Sheltered Islander: Moving on Up! The Hierarchy of Thanksgiving
All over Shelter Island, 11-year-olds are wondering: Is this the big year? Is this the year when I get moved to the big table for Thanksgiving? Still, regardless of the obvious public elevation through adulthood bestowed by this gesture, there’s something to be said for dining at the children’s table. When you’re at the children’s table, especially when you are one of the table elders, you have so much power over those around you that you never fully appreciate it until you are gifted with the understanding that comes with age.
At any given moment there are three mothers circling the table like sharks. They grant every and any wish in a group effort to keep everyone quiet, non-violent and clean.

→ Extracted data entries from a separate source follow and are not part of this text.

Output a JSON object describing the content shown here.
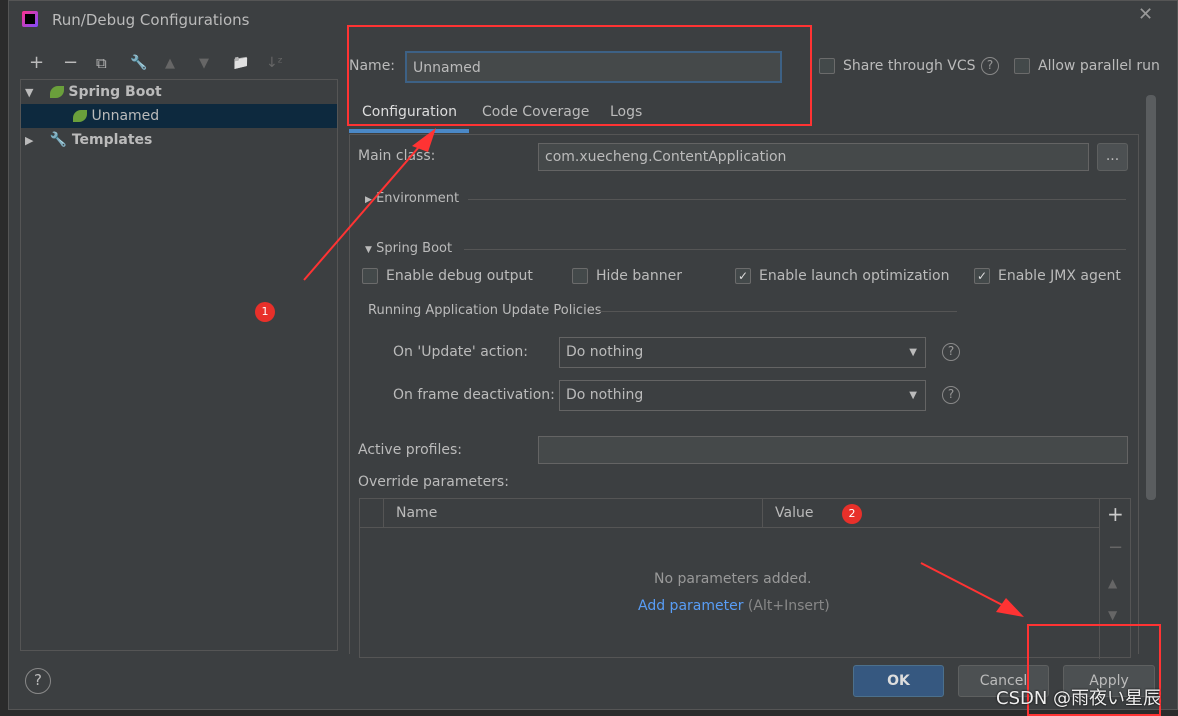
{
  "window": {
    "title": "Run/Debug Configurations",
    "close": "✕"
  },
  "toolbar": {
    "add": "+",
    "remove": "−",
    "copy": "⧉",
    "edit": "🔧",
    "up": "▲",
    "down": "▼",
    "folder": "📁",
    "sort": "↓ᶻ"
  },
  "tree": {
    "items": [
      {
        "label": "Spring Boot",
        "arrow": "▼"
      },
      {
        "label": "Unnamed"
      },
      {
        "label": "Templates",
        "arrow": "▶"
      }
    ]
  },
  "name": {
    "label": "Name:",
    "value": "Unnamed"
  },
  "share_vcs": {
    "label": "Share through VCS",
    "checked": false
  },
  "parallel": {
    "label": "Allow parallel run",
    "checked": false
  },
  "tabs": [
    {
      "label": "Configuration",
      "active": true
    },
    {
      "label": "Code Coverage"
    },
    {
      "label": "Logs"
    }
  ],
  "main_class": {
    "label": "Main class:",
    "value": "com.xuecheng.ContentApplication",
    "browse": "..."
  },
  "environment": {
    "label": "Environment"
  },
  "spring_boot": {
    "label": "Spring Boot",
    "options": [
      {
        "label": "Enable debug output",
        "checked": false
      },
      {
        "label": "Hide banner",
        "checked": false
      },
      {
        "label": "Enable launch optimization",
        "checked": true
      },
      {
        "label": "Enable JMX agent",
        "checked": true
      }
    ]
  },
  "policies": {
    "label": "Running Application Update Policies",
    "update": {
      "label": "On 'Update' action:",
      "value": "Do nothing"
    },
    "frame": {
      "label": "On frame deactivation:",
      "value": "Do nothing"
    }
  },
  "active_profiles": {
    "label": "Active profiles:",
    "value": ""
  },
  "override": {
    "label": "Override parameters:",
    "columns": [
      "Name",
      "Value"
    ],
    "empty": "No parameters added.",
    "add_link": "Add parameter",
    "add_hint": "(Alt+Insert)"
  },
  "side_buttons": {
    "add": "+",
    "remove": "−",
    "up": "▲",
    "down": "▼"
  },
  "annotations": {
    "one": "1",
    "two": "2"
  },
  "buttons": {
    "help": "?",
    "ok": "OK",
    "cancel": "Cancel",
    "apply": "Apply"
  },
  "watermark": "CSDN @雨夜い星辰"
}
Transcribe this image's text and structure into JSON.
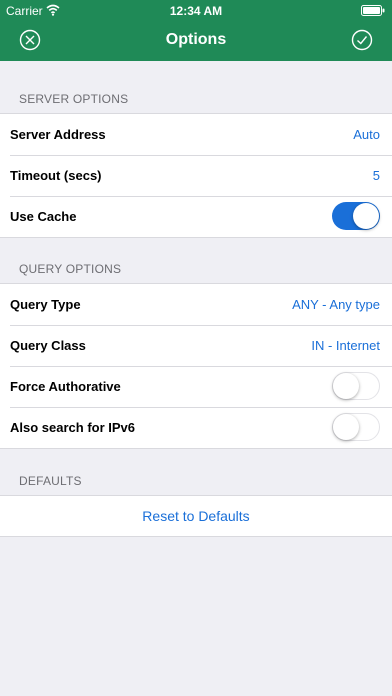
{
  "status": {
    "carrier": "Carrier",
    "time": "12:34 AM"
  },
  "nav": {
    "title": "Options"
  },
  "server": {
    "header": "SERVER OPTIONS",
    "address_label": "Server Address",
    "address_value": "Auto",
    "timeout_label": "Timeout (secs)",
    "timeout_value": "5",
    "cache_label": "Use Cache",
    "cache_on": true
  },
  "query": {
    "header": "QUERY OPTIONS",
    "type_label": "Query Type",
    "type_value": "ANY - Any type",
    "class_label": "Query Class",
    "class_value": "IN - Internet",
    "force_label": "Force Authorative",
    "force_on": false,
    "ipv6_label": "Also search for IPv6",
    "ipv6_on": false
  },
  "defaults": {
    "header": "DEFAULTS",
    "reset_label": "Reset to Defaults"
  },
  "colors": {
    "header_bg": "#1f8a57",
    "accent": "#1a6fd8"
  }
}
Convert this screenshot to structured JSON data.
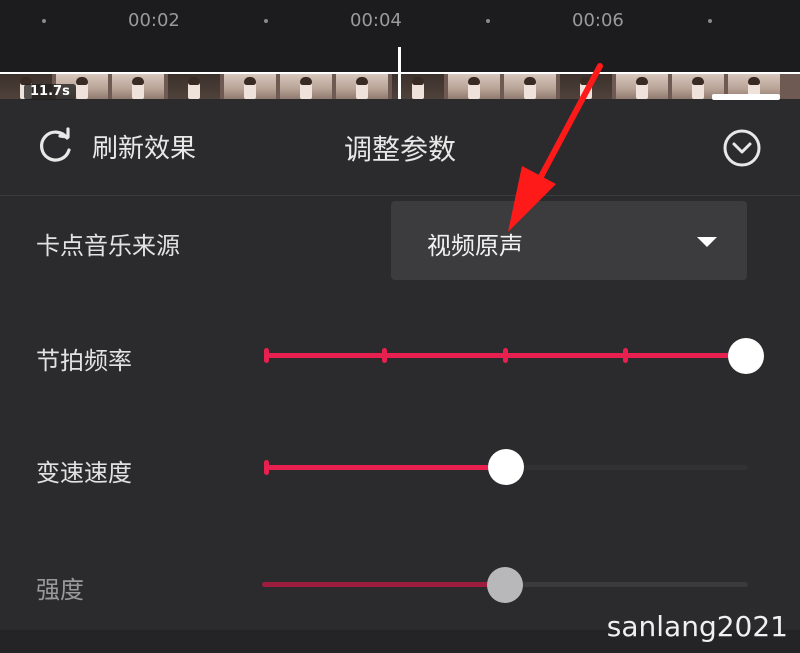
{
  "timeline": {
    "ticks": [
      "00:02",
      "00:04",
      "00:06"
    ],
    "clip_duration": "11.7s"
  },
  "header": {
    "refresh_label": "刷新效果",
    "title": "调整参数"
  },
  "rows": {
    "music_source": {
      "label": "卡点音乐来源",
      "value": "视频原声"
    },
    "beat_frequency": {
      "label": "节拍频率",
      "steps": 5,
      "level": 1.0
    },
    "speed": {
      "label": "变速速度",
      "level": 0.5
    },
    "intensity": {
      "label": "强度",
      "level": 0.5
    }
  },
  "watermark": "sanlang2021",
  "colors": {
    "accent": "#e8204f",
    "annotation_arrow": "#ff1a1a"
  }
}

There’s no better place to settle an old score with a relative than under the children’s table. From under the table, you can throw an elbow and crack a rib. The injured, crying child will be scooped up by a mother. Another child, like a seat-holder at the Oscars, will be quickly deposited in the empty chair to maintain the symmetry.
Kicking, hitting, pinching, all manner of horrors happen under the little table while the occupants maintain innocent little faces. While the mothers fuss and fix and struggle to maintain the status quo at the children’s table, another group of women in the living room are coaxing, begging, threatening and bribing the men to rise from their chairs and ambulate to the adult table. The men will walk slowly and discuss seat locations on their way into the dining room, completely upsetting the seat assignments already negotiated by the women who are corralling them to the big table.
As the men amble in, it’s easy to see from the children’s level whose fly is open, which is always a source of laughter for the children. The child who laughs the loudest is the one who gets grabbed by the arm. Not an ordinary grab, but a vice lock that stops all blood flow. Children look up in surprise that their sweet mother even has such a grip. And it is clear from her face that they had better stop laughing or she will snap that arm clean off.
You kind of know when your turn is coming. Someone at the big table will suggest your promotion, there will be a brief discussion, and suddenly the chairs will part and the path to a chair at the big table will appear. It’s a moment that freezes in time. You turn and take one long last look at the children’s table. You see all the cute decorations and the clean clothes on the lowest-ranking members of the family. Some look at you with envy, but the child who will now be the ranking member of the children’s table regards your departure with a barely concealed glee. You can watch the corners of his mouth turn up as he begins to calculate, in his new stable of victims, who shall be the first to be stabbed in the leg with a fork or get a muffin in the face, as they sit there wearing homemade paper headbands with paper feathers.
As you approach the grown-up table, you feel your status increase. Obviously people have noticed the sophistication with which you use a fork, your adeptness with a napkin, and your ability to skillfully pass a bowl of peas without spilling any. You made it to the adult table. And even though you are starting at the bottom again, you can envision yourself moving up slowly through the years to the head of the adult table. And from that lofty station, you can command the whole family.